Parlo dell’amico immaginario.
Parlo anche di amori, situazioni, persone, emozioni, immaginarie.

Me lo sto chiedendo in questi giorni. Avendo io una fervida fantasia, mondi miei, universi miei, credi miei, quanti amici e amori immaginari ho avuto? Ho? Quanti film mai trasmessi ho visto?

Da piccola guardavo le arance e vedendole tonde e arancioni mi domandavo se quello che per me era tondo e arancione per un altro fosse quadrato e giallo, solo che ormai ci comprendevamo lo stesso avendo stabilito un codice per identificare l’arancia. (*)

Ho un sospetto in questi giorni, forte, che in fondo non voglio sapere. Ho degli amici immaginari. Amici con cui parlo, mi apro e credo vicino al cuore. Persone, emozioni che ho fatto entrare anni fa nella mia vita, ma non esistono, sono solo nella mia immaginazione.

Non riesco a trovare risposta, ma forse non voglio, forse dovrei parlarne con te amico immaginario, ma se lo facessi tu, mi diresti che sei reale e vero ed io ti crederei, anche se non lo sei.

Con la frutta è semplice. Con le persone meno.

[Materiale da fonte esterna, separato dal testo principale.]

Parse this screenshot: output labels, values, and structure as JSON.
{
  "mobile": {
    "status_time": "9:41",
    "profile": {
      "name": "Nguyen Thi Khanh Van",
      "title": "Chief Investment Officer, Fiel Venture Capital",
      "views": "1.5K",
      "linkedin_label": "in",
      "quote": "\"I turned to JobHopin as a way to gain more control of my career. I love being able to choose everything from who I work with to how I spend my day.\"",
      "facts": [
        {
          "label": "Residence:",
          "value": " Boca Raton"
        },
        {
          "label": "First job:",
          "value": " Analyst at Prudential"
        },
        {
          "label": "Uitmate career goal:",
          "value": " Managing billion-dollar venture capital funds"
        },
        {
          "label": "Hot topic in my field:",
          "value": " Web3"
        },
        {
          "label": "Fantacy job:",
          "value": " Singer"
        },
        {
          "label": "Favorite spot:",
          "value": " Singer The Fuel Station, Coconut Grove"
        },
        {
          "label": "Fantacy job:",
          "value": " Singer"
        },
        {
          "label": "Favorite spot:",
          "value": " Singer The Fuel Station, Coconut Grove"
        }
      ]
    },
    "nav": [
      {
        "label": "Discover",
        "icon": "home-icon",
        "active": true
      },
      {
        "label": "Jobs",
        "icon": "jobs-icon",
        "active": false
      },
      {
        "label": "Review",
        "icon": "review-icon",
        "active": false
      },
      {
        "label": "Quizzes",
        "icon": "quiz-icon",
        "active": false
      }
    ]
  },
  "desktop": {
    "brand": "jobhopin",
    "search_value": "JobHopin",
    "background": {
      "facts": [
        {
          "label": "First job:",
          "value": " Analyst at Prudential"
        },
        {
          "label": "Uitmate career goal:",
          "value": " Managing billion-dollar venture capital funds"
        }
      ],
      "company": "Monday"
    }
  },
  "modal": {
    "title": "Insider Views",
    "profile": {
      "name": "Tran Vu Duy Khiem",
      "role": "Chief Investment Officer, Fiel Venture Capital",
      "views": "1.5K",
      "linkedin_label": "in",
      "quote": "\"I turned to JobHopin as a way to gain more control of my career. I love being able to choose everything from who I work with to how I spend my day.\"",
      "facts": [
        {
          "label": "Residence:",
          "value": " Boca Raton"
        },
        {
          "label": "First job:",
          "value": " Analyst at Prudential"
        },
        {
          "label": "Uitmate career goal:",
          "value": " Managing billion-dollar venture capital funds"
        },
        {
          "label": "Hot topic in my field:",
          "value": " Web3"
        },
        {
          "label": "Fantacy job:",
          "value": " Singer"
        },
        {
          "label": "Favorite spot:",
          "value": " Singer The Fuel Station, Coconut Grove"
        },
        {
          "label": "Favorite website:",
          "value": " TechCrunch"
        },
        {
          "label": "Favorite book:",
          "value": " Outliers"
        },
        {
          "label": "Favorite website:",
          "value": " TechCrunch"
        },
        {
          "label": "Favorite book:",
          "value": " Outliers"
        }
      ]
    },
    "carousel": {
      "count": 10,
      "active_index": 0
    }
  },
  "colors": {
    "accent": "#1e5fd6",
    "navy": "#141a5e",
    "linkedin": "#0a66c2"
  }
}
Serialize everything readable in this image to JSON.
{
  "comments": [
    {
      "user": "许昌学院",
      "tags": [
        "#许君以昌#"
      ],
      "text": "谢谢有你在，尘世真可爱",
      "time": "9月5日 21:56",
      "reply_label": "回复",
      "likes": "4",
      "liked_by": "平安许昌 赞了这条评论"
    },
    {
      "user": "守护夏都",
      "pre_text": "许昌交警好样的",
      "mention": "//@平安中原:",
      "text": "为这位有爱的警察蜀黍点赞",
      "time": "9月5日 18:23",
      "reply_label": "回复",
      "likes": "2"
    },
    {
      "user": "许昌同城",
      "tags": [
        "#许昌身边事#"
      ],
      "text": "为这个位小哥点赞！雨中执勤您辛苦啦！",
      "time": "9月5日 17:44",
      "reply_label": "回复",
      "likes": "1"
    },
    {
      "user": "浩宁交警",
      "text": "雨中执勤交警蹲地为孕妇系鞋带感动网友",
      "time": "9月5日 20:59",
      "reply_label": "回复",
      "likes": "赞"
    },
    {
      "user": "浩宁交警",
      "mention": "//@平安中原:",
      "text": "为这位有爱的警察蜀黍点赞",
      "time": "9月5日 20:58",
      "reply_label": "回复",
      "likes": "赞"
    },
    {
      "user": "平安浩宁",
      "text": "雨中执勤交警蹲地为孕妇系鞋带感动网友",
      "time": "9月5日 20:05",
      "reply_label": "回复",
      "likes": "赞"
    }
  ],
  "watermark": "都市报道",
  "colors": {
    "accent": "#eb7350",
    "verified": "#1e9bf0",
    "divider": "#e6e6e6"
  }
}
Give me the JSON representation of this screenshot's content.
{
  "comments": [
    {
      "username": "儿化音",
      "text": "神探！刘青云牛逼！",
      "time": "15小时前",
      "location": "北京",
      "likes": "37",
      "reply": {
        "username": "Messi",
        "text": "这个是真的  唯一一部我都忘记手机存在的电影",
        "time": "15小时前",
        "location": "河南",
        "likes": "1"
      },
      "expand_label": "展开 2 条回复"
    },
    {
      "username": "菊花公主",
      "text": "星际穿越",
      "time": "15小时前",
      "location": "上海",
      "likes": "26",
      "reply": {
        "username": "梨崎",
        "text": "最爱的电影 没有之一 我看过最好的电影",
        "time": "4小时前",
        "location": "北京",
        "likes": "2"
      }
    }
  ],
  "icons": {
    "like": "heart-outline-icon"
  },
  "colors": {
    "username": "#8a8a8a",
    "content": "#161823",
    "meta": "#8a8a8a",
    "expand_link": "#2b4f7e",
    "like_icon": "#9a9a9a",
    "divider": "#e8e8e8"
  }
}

(*) Si, segaiola mentale fin dalla più tenera età.

FRAMMENTO ROSSO


L’aria fuori è fredda, pungente. Il sole non riesce a scaldarla di prima mattina, eppure io qui, sono immersa in un caldo campo di spighe mosse dal vento.

Il sole è alto, il vento avvolge come amante bollente, se chiudo gli occhi, lo sento parlare e sussurrare parole d’amore alle spighe, si piegano e mi accarezzano la pelle mentre cammino tra loro.

Ritorno, guardo fuori dalla finestra, l’ho sempre avuta questa capacità di viaggiare nei sogni e nelle emozioni, nel bene e nel male.
Ricordo parole dettemi: “Vivi su un altro pianeta, ti parlo ma non ci sei, dove sei ora? Il tuo corpo è qui ma tu non ci sei”.
Andavo via, io qua non ci vivevo bene. Poi sono cresciuta, non potevo più andarmene tutte le volte che avrei voluto. Da allora ho imparato a portare pezzi del mio mondo in questo mondo. Ora un piccolo frammento è qui.

Oggi fuori il cielo è azzurro, l’aria è calda, l’estate è nel suo fulgore, i grilli mi cantano serenate mentre vado incontro a quel papavero rosso in mezzo al campo di grano.